Back to Basics - Foreign Ownership Laws
The rainy season has once again drawn to and end and the sunshine
and blue seas are welcoming back not only Phuket's perennial winter
visitors but also an unprecedented number of new ones. Despite the rains,
Phuket has just undergone another record breaking season in both tourism
and real estate sales and the coming year promises to be even stronger.
The change of season also marks the time when Ask William! stops responding to the more esoteric property issues and reverts to a series of article answering the more general inquiries of first time buyers as to how land titling works and what a foreign investor can legally acquire in Phuket.
There are restrictions to foreign land ownership in Thailand and while these have been subject to serious debate to seek ways to ease the requirements for foreign investors, and some slight easing of the land coded 18 months ago, there have yet to be any very significant changes to the land code. Minor relaxations of the land laws have occurred , such as increasing the percentage of a condominium block's floor space that can be owned freehold by a non-Thai, the re-entitlement of Thais married to a foreigner to own land freehold in their own name and the granting of freehold rights to certain large investors in Thailand . These are small signs in the change of attitude that is taking place to land ownership by foreigners in Thailand, but the rate of change is still a very slow and long-drawn out business.
I will begin by reviewing what a foreigner can and cannot own in the way of property in Thailand and then move on to the different types of land ownership documents and strata titles that are available.
So lets start with the most basic issue. Foreign nationals may not own freehold land in Thailand. Even a Thai spouse (male or female) of a foreigner must prove that the money used in the purchase of freehold land is legally solely theirs with no foreign claim to it.
There are two rare exceptions to this rule ; firstly for the principal investor/manager in a new export orientated BOI (Board of Investment) approved company, or secondly an investment of over 40 Million baht into an approved investment company or a Thai Bank deposit and left for a minimum of three years will entitle the investor to freehold ownership rights on one Rai of land (1600 sq.m).You can of course avoid the issue by obtaining Thai nationality, a lengthy process, possible after several years of residence in practice as well as theory, but not far removed in complexity from finding a needle in a haystack.
That may sound pretty restricting, but as I will explain, it's really
not as bad as it might at first appear. Let's look instead at what a
foreigner may acquire. Freehold ownership of a condominium title (with
a proportional or strata interest in common land), long term registered
transferable lease rights to land and or buildings, options to purchase
land (but not to exercise that option in their own name, unless the
law should change), and freehold ownership of all buildings and improvements
either existing or to be constructed upon leased land. A foreigner may
also own up to 49% of the shares in a Thai company that owns property
in Thailand and may be a director of that company.

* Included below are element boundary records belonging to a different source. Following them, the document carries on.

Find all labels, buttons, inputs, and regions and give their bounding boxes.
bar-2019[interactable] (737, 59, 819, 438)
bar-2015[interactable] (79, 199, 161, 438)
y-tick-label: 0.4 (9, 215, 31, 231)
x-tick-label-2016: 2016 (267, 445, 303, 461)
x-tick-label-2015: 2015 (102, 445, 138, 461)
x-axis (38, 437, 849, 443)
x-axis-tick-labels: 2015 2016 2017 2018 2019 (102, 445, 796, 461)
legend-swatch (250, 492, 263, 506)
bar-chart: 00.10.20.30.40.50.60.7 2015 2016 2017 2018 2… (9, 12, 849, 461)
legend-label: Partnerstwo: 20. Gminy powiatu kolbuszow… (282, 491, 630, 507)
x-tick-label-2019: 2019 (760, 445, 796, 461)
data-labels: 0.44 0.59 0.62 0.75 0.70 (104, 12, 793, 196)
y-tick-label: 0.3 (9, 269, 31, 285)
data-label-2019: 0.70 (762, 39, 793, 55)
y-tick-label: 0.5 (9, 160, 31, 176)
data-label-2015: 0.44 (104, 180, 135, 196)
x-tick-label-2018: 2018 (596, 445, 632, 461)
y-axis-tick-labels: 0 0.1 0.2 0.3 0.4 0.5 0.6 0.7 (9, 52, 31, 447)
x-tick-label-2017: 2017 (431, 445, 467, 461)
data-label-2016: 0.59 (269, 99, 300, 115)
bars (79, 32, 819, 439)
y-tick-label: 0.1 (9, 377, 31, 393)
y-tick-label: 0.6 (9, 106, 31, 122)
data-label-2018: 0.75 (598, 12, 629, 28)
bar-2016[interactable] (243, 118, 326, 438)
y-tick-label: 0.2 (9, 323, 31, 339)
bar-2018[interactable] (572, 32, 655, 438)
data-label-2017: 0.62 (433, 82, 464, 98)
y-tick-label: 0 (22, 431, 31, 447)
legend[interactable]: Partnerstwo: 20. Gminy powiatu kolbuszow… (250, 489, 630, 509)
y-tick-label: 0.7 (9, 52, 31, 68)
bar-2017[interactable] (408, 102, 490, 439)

Through applying one or a combination of the above completely legal mechanisms, a foreign national may have effective ownership of property and may sell and transfer those rights to achieve capital gain - in other words just about everything that a freehold owner could do. I am not going to bore you in this article with the fine details of how all this works - rather I will simply outline the main principles
Purchasing a condominium is the easiest, simplest transaction and in certain condominium blocks a full 100 % of the units can now be owned by foreigners on a freehold basis. One important requirement in order to qualify for freehold status is that the foreign currency funds for the purchase have been remitted from abroad and correctly recorded as such by a Thai bank. The foreign freehold is definitely the preferred structure for purchase of a Condo; if you do choose another structure of "ownership", have it checked carefully (since most are likely to have tax or other implications that are not immediately apparent) and certainly look for a price that is less than the freehold equivalent.
However if what you want is a house, don't be deterred by the fact that you can't acquire freehold land. You may own the building freehold and together with a well constructed leasehold (typically a 30 year lease with two prepaid 30 year renewals) and a purchase option for the land (that could be invoked in the event the laws of foreign ownership changed - or you sold the property on to a Thai person or legal entity) you will have effective ownership, yet still remain within the laws of Thailand.
The structure of such a lease/purchase is complex and needs to be reviewed carefully with respect the properties current ownership and your own personal needs - it is recommended that you always seek the advice of an independent lawyer or property consultant, who speaks your language before making any financial commitment regarding property.